До ближайшего к Шаолиню города мы, действительно, доехали быстро. Но Чонгук сказал, что от него до монастыря около двенадцати-тринадцати километров, и лучше бы нам основную часть проделать пешком. После гостеприимства Шэньси я совсем забыла, что не на бал меня везут, и опекать, окружая меня тепличными условиями, никто не будет, так что снова возвращались испытания. Ещё было светло, день, и дорога не обещала быть совсем невыносимой, разве что по-прежнему припекало солнце, и путь стелился вверх. По лицу Шуги я видела, что не одну меня подобная перспектива приводит в расстройство. Ви предложил понести мой рюкзак.
– Да нет, я пока не устала, спасибо.
– Но если что – говори. – Я кивнула, и пошла за Чонгуком, как всегда идущим впереди. Мы договорились, что если будет ехать в нужном направлении какой-нибудь транспорт, в который уместимся все вчетвером, то попытаемся его тормознуть. Но время было уже неудачным, туристы и приезжие к вечеру уехали, а местные нечасто мотались в Шаолинь. Кое-что подходящее появилось, только когда десять километров были пройдены. Небольшой пикап с двумя мужчинами, старым и зрелым (похоже, отец и сын, ехавшие навестить какого-то своего отпрыска, ставшего адептом), подобрали нас и доставили до конца. Вытряхнувшись из салона, в котором было не менее жарко, чем на улице, потому что в старой машине не работал кондиционер, наш квартет пошёл по финишной прямой – крутой лестнице вверх. Там, вдали, виднелись ворота. Первые, за которые ещё пускали туристов и паломников. Потом, как предупредил Чонгук, будут ещё одни, и переступить их порог задача посложнее. Добравшись до ровной площадки, запыхавшись, я грохнула свою сумку на вымощенную плиткой землю и согнулась пополам, пока трое моих спутников осматривались. Высота ещё не полторы тысячи метров, мы всего лишь на подступах к вершинам Суншань – горы, на которой раскинулся монастырь. Воздух посвежел, небо потемнело. Никаких любопытствующих и праздных зевак не осталось, мы были единственными (если не считать нескольких мальчишек разного возраста в серых халатах, и обритых) в небольшом дворике, с которого в разные стороны уводили другие лестницы, тропинки, открывался вид в три стороны на другие возвышенности, обрывы и внушающие трепет вертикальные утёсы.
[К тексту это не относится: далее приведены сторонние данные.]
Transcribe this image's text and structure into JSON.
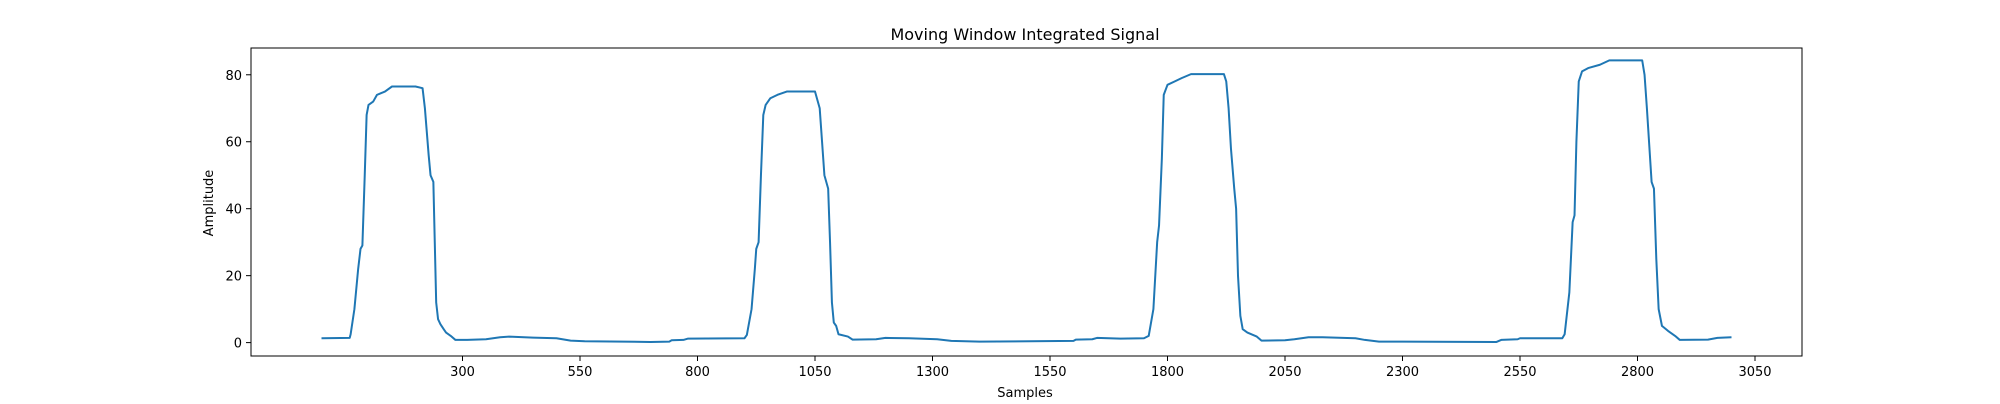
{
  "chart_data": {
    "type": "line",
    "title": "Moving Window Integrated Signal",
    "xlabel": "Samples",
    "ylabel": "Amplitude",
    "xlim": [
      -150,
      3150
    ],
    "ylim": [
      -4,
      88
    ],
    "xticks": [
      300,
      550,
      800,
      1050,
      1300,
      1550,
      1800,
      2050,
      2300,
      2550,
      2800,
      3050
    ],
    "yticks": [
      0,
      20,
      40,
      60,
      80
    ],
    "grid": false,
    "legend": "none",
    "series": [
      {
        "color": "#1f77b4",
        "points": [
          [
            0,
            1.3
          ],
          [
            60,
            1.4
          ],
          [
            62,
            2.5
          ],
          [
            70,
            10
          ],
          [
            78,
            22
          ],
          [
            83,
            28
          ],
          [
            87,
            29
          ],
          [
            92,
            50
          ],
          [
            96,
            68
          ],
          [
            100,
            71
          ],
          [
            110,
            72
          ],
          [
            118,
            74
          ],
          [
            135,
            75
          ],
          [
            150,
            76.5
          ],
          [
            200,
            76.5
          ],
          [
            215,
            76
          ],
          [
            220,
            70
          ],
          [
            228,
            56
          ],
          [
            232,
            50
          ],
          [
            238,
            48
          ],
          [
            241,
            30
          ],
          [
            244,
            12
          ],
          [
            248,
            7
          ],
          [
            253,
            5.5
          ],
          [
            260,
            4
          ],
          [
            265,
            3
          ],
          [
            275,
            2
          ],
          [
            285,
            0.8
          ],
          [
            310,
            0.8
          ],
          [
            350,
            1
          ],
          [
            380,
            1.6
          ],
          [
            400,
            1.8
          ],
          [
            450,
            1.5
          ],
          [
            500,
            1.3
          ],
          [
            530,
            0.6
          ],
          [
            560,
            0.4
          ],
          [
            700,
            0.2
          ],
          [
            740,
            0.3
          ],
          [
            745,
            0.7
          ],
          [
            770,
            0.8
          ],
          [
            780,
            1.2
          ],
          [
            900,
            1.3
          ],
          [
            905,
            2.3
          ],
          [
            915,
            10
          ],
          [
            922,
            22
          ],
          [
            925,
            28
          ],
          [
            930,
            30
          ],
          [
            935,
            50
          ],
          [
            940,
            68
          ],
          [
            945,
            71
          ],
          [
            955,
            73
          ],
          [
            970,
            74
          ],
          [
            990,
            75
          ],
          [
            1050,
            75
          ],
          [
            1060,
            70
          ],
          [
            1065,
            60
          ],
          [
            1070,
            50
          ],
          [
            1078,
            46
          ],
          [
            1082,
            30
          ],
          [
            1086,
            12
          ],
          [
            1090,
            6
          ],
          [
            1095,
            5
          ],
          [
            1100,
            2.5
          ],
          [
            1120,
            1.8
          ],
          [
            1130,
            0.9
          ],
          [
            1180,
            1
          ],
          [
            1200,
            1.4
          ],
          [
            1250,
            1.3
          ],
          [
            1310,
            1
          ],
          [
            1340,
            0.5
          ],
          [
            1400,
            0.3
          ],
          [
            1600,
            0.5
          ],
          [
            1605,
            0.9
          ],
          [
            1640,
            1
          ],
          [
            1650,
            1.4
          ],
          [
            1700,
            1.2
          ],
          [
            1750,
            1.3
          ],
          [
            1760,
            2
          ],
          [
            1770,
            10
          ],
          [
            1778,
            30
          ],
          [
            1782,
            35
          ],
          [
            1788,
            55
          ],
          [
            1792,
            74
          ],
          [
            1800,
            77
          ],
          [
            1815,
            78
          ],
          [
            1830,
            79
          ],
          [
            1850,
            80.2
          ],
          [
            1920,
            80.2
          ],
          [
            1925,
            78
          ],
          [
            1930,
            70
          ],
          [
            1935,
            58
          ],
          [
            1942,
            46
          ],
          [
            1946,
            40
          ],
          [
            1950,
            20
          ],
          [
            1955,
            8
          ],
          [
            1960,
            4
          ],
          [
            1970,
            3
          ],
          [
            1990,
            1.8
          ],
          [
            2000,
            0.6
          ],
          [
            2050,
            0.7
          ],
          [
            2070,
            1
          ],
          [
            2100,
            1.6
          ],
          [
            2130,
            1.6
          ],
          [
            2200,
            1.3
          ],
          [
            2220,
            0.8
          ],
          [
            2250,
            0.3
          ],
          [
            2300,
            0.3
          ],
          [
            2500,
            0.2
          ],
          [
            2510,
            0.8
          ],
          [
            2545,
            1
          ],
          [
            2550,
            1.3
          ],
          [
            2640,
            1.3
          ],
          [
            2645,
            2.5
          ],
          [
            2655,
            15
          ],
          [
            2662,
            36
          ],
          [
            2666,
            38
          ],
          [
            2670,
            60
          ],
          [
            2675,
            78
          ],
          [
            2682,
            81
          ],
          [
            2695,
            82
          ],
          [
            2720,
            83
          ],
          [
            2740,
            84.3
          ],
          [
            2810,
            84.3
          ],
          [
            2815,
            80
          ],
          [
            2820,
            70
          ],
          [
            2830,
            48
          ],
          [
            2835,
            46
          ],
          [
            2840,
            25
          ],
          [
            2845,
            10
          ],
          [
            2852,
            5
          ],
          [
            2865,
            3.5
          ],
          [
            2880,
            2
          ],
          [
            2890,
            0.8
          ],
          [
            2950,
            0.9
          ],
          [
            2970,
            1.4
          ],
          [
            3000,
            1.6
          ]
        ]
      }
    ]
  }
}
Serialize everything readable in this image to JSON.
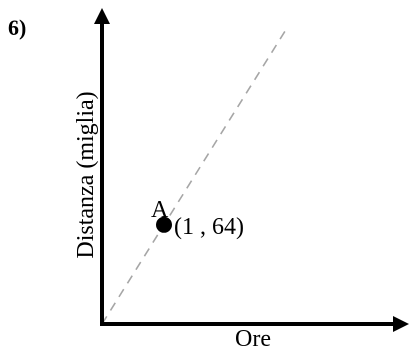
{
  "problem_number": "6)",
  "colors": {
    "axis": "#000000",
    "trend_line": "#a6a6a6",
    "point": "#000000"
  },
  "chart_data": {
    "type": "line",
    "title": "",
    "xlabel": "Ore",
    "ylabel": "Distanza (miglia)",
    "grid": false,
    "x_ticks": [],
    "y_ticks": [],
    "series": [
      {
        "style": "dashed",
        "x": [
          0,
          3
        ],
        "y": [
          0,
          192
        ]
      }
    ],
    "points": [
      {
        "label": "A",
        "coord_text": "(1 , 64)",
        "x": 1,
        "y": 64
      }
    ]
  }
}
– Ну, как тебе? – встав в позу иероглифа «середина», с руками в бока, вдохнул полную грудь Шуга.
– Ты… был… прав, – с запинками восстановила я дыхание. – Красиво.
– Если тебе тут нравится, – он наклонился ко мне, чтобы голос его не улетел никуда мимо, – то и от Тигриного лога будешь в восторге. Там не жизнь – песня! Правда, забраться чуточку сложнее. – По одной из лестниц, ведущих куда-то западнее, к зеленым, всё менее различимым от опускающихся сумерек зарослям, спускался монах.
– Я поговорю с ним, – взял это на себя Чонгук и, дав нам передышку, пошёл к налысо обритому буддисту. Я села на корточки, как это уже сделал Ви. Шуга присоединился.
– Вон там тренировочный лагерь, – указал он на низкие длинные постройки. – Сюда принимают даже совсем мелких, и они учатся до восемнадцати лет, после чего должны решить, останутся навсегда или уйдут. В год, бывает, полсотни новобранцев, условия армейские, сами убирают, стирают, готовят, при этом учатся, в общем, как во всех буддийских монастырях. – Сахарный, с характерным для него прищуром, обозрел по периметру всё вокруг, пока Чонгук продолжал толковать о чем-то с монахом. – Тренируются тут, правда, четыре часа утром, да два днём, а после обеда уже отдыхают.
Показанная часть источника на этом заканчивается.